The Russian publicity machine, led by Officer Danilov (Joseph Fiennes), takes this and runs with it, quickly making him out to be a hero and inspiring other Russian men to fight on against the odds. The Germans respond by bringing in Major Koenig (Ed Harris), a sharpshooter of their own, to get rid of this young Russian before he can do any real damage. Meanwhile Zaitsev falls in love with Tania (Rachel Weisz), an affair that threatens his relationship with Danilov.

Just about everyone has compared the battle sequences, especially the opening one, with the notorious D-Day scene in Saving Private Ryan. But Annaud never draws us in, never gives the movie the you-are-there feeling that Spielberg was able to muster. There are some excellent isolated scenes later in the film — I especially liked the part when Zaitsev uses glass to foil Koenig in a confrontation between the men — but the large-scale battle scenes are rather disappointing.

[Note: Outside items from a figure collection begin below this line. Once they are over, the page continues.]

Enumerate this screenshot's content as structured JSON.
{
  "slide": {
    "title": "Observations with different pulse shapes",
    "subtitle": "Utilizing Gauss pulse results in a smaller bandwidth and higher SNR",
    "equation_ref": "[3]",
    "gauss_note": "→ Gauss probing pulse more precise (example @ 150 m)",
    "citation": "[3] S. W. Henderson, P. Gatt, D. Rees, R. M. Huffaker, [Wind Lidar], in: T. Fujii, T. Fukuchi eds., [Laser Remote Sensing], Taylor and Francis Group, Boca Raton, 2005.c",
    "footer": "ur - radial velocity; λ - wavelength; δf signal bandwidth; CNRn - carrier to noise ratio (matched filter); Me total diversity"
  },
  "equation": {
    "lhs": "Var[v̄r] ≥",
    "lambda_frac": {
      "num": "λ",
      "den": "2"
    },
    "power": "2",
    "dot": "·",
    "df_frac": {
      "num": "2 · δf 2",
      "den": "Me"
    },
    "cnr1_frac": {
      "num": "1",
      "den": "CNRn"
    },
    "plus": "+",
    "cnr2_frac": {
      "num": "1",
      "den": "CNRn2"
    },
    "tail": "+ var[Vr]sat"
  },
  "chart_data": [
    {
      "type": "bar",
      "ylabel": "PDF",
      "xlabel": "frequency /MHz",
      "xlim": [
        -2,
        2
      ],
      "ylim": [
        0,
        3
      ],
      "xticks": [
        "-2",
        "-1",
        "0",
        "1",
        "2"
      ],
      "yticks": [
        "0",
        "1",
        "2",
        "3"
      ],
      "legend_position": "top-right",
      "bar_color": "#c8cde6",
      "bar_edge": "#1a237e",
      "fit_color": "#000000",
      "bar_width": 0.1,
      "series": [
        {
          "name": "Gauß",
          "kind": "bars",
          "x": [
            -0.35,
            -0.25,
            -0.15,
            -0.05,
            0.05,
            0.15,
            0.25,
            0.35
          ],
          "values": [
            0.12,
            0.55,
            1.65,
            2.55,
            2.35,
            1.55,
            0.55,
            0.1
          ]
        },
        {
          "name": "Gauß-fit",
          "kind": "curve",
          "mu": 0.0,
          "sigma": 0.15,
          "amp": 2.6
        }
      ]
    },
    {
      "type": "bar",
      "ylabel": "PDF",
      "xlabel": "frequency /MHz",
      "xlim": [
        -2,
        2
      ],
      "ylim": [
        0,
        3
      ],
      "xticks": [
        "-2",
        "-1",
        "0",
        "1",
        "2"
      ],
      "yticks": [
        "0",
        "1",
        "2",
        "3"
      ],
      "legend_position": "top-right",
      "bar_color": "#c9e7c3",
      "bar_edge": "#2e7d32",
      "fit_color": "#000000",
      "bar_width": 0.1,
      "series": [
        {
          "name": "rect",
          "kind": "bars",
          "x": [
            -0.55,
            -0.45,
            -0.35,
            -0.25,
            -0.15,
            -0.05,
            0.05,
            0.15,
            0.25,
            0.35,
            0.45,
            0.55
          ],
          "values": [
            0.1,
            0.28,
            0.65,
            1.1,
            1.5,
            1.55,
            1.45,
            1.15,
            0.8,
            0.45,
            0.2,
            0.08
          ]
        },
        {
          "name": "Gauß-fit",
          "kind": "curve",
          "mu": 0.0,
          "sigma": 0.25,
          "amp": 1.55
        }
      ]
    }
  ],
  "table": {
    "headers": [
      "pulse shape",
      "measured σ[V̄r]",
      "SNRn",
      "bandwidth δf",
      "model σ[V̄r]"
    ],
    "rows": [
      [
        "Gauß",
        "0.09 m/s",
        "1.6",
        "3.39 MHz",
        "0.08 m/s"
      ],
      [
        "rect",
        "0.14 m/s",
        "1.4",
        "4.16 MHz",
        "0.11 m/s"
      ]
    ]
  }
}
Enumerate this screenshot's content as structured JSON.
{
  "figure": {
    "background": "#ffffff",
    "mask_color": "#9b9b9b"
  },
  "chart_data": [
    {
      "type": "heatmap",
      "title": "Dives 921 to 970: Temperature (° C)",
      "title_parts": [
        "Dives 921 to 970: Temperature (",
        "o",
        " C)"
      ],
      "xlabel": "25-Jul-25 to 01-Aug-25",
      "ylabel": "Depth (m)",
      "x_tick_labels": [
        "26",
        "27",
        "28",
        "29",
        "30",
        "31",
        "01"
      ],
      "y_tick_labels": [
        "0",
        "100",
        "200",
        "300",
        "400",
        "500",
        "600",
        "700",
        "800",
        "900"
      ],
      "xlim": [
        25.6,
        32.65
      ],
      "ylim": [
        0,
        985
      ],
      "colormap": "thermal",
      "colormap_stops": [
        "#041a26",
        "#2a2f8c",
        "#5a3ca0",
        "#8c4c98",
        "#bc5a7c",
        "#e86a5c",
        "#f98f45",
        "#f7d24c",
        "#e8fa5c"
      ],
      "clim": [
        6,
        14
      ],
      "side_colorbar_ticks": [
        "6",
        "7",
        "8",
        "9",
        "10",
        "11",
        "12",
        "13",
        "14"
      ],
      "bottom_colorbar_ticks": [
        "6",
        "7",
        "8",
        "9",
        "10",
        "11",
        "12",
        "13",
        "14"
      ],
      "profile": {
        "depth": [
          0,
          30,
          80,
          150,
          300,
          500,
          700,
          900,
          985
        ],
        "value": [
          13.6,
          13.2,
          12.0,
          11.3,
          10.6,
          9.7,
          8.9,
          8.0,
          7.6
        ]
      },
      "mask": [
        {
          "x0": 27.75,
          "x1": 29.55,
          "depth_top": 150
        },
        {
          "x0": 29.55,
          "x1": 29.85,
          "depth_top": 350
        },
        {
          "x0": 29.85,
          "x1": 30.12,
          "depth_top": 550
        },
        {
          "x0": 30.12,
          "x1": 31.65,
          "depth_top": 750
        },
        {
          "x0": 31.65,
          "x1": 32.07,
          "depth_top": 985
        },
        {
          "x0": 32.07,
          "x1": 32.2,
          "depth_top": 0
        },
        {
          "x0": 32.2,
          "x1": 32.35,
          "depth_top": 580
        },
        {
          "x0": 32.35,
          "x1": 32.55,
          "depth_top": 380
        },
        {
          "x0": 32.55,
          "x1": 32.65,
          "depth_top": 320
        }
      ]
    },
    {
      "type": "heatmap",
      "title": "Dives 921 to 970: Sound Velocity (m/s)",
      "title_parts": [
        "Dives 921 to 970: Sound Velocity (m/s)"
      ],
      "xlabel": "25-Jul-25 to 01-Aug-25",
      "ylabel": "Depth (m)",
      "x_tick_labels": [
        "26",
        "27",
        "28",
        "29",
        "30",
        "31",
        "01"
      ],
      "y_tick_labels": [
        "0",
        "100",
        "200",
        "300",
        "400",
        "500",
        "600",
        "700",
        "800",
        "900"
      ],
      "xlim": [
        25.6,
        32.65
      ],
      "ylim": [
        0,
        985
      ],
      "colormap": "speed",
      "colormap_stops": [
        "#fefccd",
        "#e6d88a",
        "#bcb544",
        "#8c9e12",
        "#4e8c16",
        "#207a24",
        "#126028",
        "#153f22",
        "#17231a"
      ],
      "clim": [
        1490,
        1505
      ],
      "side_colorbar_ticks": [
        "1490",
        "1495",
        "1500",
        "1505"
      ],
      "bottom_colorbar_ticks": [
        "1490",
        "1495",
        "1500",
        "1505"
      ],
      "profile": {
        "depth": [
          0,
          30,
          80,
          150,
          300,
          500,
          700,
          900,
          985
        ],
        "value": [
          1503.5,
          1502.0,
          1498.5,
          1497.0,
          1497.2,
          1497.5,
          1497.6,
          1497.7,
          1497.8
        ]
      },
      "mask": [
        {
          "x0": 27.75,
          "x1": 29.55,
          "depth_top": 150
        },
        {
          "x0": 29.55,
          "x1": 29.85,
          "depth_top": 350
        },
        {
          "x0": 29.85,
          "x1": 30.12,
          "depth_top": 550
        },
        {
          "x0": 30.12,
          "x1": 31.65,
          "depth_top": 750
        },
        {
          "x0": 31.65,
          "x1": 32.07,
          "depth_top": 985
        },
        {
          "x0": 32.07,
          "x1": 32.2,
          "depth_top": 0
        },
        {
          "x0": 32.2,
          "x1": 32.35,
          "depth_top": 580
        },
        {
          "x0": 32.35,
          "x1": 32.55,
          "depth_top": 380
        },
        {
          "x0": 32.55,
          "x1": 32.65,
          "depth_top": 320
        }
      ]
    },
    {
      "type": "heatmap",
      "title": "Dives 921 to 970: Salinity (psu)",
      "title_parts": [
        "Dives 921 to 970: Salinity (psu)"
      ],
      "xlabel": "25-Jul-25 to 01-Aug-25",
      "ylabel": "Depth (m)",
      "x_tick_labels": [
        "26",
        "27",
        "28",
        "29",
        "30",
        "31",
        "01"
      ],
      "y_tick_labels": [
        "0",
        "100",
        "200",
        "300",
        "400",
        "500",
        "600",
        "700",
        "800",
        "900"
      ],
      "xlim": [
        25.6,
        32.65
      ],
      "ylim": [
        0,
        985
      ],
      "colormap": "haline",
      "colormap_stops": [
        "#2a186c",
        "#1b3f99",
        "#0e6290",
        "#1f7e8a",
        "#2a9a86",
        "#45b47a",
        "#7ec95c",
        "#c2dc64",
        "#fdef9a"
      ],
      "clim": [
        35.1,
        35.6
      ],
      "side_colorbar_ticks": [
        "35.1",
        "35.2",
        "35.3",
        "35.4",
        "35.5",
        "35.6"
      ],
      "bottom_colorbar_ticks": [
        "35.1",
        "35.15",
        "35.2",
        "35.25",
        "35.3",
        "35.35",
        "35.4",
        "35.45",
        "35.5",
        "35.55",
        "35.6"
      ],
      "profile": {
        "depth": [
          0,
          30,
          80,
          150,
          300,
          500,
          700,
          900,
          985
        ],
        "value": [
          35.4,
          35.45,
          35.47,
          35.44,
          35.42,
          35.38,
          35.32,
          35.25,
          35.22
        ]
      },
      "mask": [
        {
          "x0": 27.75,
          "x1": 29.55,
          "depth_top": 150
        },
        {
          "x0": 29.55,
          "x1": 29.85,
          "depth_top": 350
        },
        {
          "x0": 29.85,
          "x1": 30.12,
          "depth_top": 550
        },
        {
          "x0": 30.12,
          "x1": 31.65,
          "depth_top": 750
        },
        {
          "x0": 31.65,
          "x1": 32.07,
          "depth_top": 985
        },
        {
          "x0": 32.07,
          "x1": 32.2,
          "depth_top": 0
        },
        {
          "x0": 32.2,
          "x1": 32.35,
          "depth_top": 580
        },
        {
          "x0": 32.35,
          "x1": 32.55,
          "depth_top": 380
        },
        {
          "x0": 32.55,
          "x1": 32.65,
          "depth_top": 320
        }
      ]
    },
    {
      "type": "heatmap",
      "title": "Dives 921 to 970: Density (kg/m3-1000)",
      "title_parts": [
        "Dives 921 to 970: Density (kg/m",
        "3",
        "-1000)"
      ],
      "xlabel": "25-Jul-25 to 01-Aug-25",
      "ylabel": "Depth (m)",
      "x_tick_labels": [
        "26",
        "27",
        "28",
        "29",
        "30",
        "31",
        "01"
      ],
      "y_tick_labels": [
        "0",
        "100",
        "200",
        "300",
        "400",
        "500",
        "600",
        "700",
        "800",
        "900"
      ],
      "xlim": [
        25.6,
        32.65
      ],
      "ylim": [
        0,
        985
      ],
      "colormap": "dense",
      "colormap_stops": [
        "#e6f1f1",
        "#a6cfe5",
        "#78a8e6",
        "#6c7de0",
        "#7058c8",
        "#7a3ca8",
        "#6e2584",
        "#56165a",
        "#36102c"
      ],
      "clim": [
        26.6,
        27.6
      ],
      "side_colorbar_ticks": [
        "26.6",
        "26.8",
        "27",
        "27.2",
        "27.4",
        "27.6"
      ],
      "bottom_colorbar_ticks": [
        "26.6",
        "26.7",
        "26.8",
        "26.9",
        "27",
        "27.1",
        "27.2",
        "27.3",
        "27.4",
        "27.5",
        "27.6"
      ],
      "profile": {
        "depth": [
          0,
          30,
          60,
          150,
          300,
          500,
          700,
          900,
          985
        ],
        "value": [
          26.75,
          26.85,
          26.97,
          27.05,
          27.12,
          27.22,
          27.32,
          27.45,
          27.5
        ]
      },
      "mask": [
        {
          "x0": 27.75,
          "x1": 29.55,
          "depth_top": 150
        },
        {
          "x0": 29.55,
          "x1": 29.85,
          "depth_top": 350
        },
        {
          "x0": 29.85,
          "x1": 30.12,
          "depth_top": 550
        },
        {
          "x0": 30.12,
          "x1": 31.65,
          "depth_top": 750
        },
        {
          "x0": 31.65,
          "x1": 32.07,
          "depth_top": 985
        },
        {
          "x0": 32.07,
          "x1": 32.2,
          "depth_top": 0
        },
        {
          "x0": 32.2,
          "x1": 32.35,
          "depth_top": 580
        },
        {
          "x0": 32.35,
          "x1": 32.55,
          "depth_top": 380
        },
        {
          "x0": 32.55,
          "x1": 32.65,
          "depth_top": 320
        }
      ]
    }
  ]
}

So, too, is the romance between Vassily and Tania, the depth quotient of which is approximately zero. The whole subplot feels tacked-on and unnecessary, especially considering the lip service that is paid to it here. Why insert it if you’re not going to develop it? Enemy at the Gates would have worked infinitely better as a shorter movie, focusing on the conflict between Zaitsev and Koening and abandoning the excess that takes the focus away from what’s important to the plot. I also didn’t buy the pat, phony happy ending that follows this tragic tale; I understand the importance of inserting at least one ray of light into what is debatably a mainstream movie, but why must it be so phony?

And why must foreign characters who speak English for the convenience of everyone involved always be played by British actors? Does the accent make them more exotic or something?